Karamürsel Alp Salonu’nda Yüksel Mimar Prof. Dr. Suphi Saatçi, “Medeniyetin Beşiğinde Şehir” konulu söyleşi yaptı. Bazı tarihçileri ve yazarların Türklerin sıfırdan şehir kurmadıklarını söylediğini ancak bunun doğru olmadığını açıklayan Saatçi, Buhara ve Semerkant’ın dönemin mimari özelliği yüksek olan şehirler olduğunu söyledi. Türklerin çok hareketli ve coğrafyasını sürekli değiştiren bir tek millet olduğunu belirten Saatçi, “Mesela Çin, Rusya, İran diğer bölgedeki ülkeler ülkesini değiştirmiyor. Orta Asya’dan çıkmışız yavaş yavaş İran üzerinden Anadolu’ya gelmişiz. Malazgirt zaferi ile Anadolu’ya geçmişiz. 1453 İstanbul’a gelmişiz. Dünya tarihinde böyle bir yürüyüş yok.

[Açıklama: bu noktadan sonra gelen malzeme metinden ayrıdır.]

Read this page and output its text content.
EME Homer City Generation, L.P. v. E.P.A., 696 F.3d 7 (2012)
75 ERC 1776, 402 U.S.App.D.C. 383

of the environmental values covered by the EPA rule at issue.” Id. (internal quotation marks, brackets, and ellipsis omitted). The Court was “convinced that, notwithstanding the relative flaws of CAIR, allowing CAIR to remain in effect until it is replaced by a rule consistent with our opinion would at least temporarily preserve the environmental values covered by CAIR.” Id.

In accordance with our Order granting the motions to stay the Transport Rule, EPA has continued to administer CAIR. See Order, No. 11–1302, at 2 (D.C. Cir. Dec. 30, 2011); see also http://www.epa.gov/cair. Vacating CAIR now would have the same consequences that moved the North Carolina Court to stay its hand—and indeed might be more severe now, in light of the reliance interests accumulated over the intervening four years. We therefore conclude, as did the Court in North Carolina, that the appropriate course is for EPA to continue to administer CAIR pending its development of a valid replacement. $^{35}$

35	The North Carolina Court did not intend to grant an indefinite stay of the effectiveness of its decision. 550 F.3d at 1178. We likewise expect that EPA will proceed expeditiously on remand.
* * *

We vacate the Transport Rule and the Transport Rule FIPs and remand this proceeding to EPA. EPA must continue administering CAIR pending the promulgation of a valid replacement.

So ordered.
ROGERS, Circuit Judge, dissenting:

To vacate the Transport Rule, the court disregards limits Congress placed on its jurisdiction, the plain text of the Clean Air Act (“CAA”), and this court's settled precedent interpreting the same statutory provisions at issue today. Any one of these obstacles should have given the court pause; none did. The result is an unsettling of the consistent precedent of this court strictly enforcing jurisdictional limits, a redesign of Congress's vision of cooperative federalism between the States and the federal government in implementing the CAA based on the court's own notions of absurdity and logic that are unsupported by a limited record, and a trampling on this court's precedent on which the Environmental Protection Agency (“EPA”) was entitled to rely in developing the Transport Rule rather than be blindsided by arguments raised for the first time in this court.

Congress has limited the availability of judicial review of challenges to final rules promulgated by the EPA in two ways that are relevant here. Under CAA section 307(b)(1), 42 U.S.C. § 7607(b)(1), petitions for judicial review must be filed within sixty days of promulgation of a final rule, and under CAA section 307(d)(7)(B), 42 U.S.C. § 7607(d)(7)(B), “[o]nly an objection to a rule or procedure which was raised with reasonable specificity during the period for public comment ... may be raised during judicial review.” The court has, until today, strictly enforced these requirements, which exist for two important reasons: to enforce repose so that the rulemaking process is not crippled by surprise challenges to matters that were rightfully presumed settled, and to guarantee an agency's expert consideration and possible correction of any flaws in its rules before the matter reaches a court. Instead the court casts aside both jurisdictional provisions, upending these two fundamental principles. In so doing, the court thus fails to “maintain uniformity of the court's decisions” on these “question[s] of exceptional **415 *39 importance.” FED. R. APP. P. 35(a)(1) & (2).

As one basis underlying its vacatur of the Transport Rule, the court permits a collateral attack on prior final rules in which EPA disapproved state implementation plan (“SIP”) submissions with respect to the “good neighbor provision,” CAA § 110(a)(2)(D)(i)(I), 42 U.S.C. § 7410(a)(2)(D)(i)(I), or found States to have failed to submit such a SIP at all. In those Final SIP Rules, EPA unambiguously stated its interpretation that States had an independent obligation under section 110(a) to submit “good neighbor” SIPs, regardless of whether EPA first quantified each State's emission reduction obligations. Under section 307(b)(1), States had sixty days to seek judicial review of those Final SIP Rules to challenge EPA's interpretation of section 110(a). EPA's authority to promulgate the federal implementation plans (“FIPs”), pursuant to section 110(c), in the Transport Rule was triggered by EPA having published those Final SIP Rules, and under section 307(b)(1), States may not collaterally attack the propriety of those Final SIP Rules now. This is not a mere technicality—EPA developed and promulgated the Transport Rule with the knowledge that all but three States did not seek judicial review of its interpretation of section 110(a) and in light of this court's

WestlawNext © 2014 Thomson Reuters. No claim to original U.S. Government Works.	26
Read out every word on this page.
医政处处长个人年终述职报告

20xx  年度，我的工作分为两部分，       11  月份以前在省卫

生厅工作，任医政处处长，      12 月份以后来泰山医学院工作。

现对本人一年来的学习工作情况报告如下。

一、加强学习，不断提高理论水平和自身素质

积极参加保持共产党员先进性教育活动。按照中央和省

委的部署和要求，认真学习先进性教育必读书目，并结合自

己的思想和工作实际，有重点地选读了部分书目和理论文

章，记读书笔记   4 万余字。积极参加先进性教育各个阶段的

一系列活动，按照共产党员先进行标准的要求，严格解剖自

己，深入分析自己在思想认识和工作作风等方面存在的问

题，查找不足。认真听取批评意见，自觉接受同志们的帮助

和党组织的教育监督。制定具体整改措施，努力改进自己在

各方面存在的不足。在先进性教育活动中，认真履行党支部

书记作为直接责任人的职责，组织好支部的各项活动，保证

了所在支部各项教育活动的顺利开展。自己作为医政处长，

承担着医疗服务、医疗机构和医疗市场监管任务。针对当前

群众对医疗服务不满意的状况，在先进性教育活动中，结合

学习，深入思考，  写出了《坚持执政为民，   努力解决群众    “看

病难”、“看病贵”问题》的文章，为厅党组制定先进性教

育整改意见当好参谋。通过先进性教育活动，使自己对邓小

Atalarımızın akıllı politikaları sayesinde, stratejik derinliği olan yerleri almışız. İ’la-yı Kelimetullah, İslam’ın adaletini ve barışını dünyaya yaymak bizim Türk milletinin misyonu, görevi bu olmuş. Bu da bize müthiş bir dinamik sağlamış. Bu yürüyüşü, insanları öldürerek değil onlara özgürlük ve medeniyet getirerek yapmışız ve şehirler kurmuşuz” şeklinde konuştu.
“TÜRKLER BÜYÜK BİR DEVRİMİ GERÇEKLEŞTİRDİ”
Türklerde illa sıfırdan şehir kurayım kompleksinin olmadığını, hazır olan şehirleri imar ve ihya ettiklerini vurgulayan Saatçi, şunları kaydetti; Orta Asya’dan İstanbul’a, oradan da Balkanlara gitmişiz. Bu büyük bir devrimdir. Türklerin gelişiyle Anadolu’da güvenlik sağlanmış Selçuklu döneminde 100 den fazla kervansaray yapılmış. Ticaret gelişmiş. Ticaret yapılan yerlerde istikrar ve güven vardır. Türkler bunu sadece Müslümanlara değil herkes için yaptı. Biz kaleler, setler, yeraltı şehirleri yapmadık çünkü Türklerin mizacına ters. Biz özgürlüğü ve açık alanlarda yaşamayı severiz. Bu anlayış, Türklerin kurduğu şehirlerin mimarilerine de yansımıştır. İstanbul, kırmızı kiremitli evleri, külliyeleri, camileri ile İslam şehri olarak hızlı bir şekilde imar edildi. Şehirler surların dışına taşarak büyümüştür. Bugün çok inşaata yapılıyor biraz ara verelim. Estetik binalar yapılmalı. Müteahhitleri itidale tavsiye edelim. Mimar Sinan’ın muhteşem eseri Süleymaniye 7 senede, San Pietro kilisesi 120 senede tamamlandı. Osmanlı mimari tekniğinin, Rönesans’ın çok önünde olduğunu gösterir. Sinan sadece mimar değil mühendis olarak büyüklüğünü ortaya koymuştur.”
“PEYGAMBERİMİZİN AİLE HAYATI ÖRNEK ALINMALI”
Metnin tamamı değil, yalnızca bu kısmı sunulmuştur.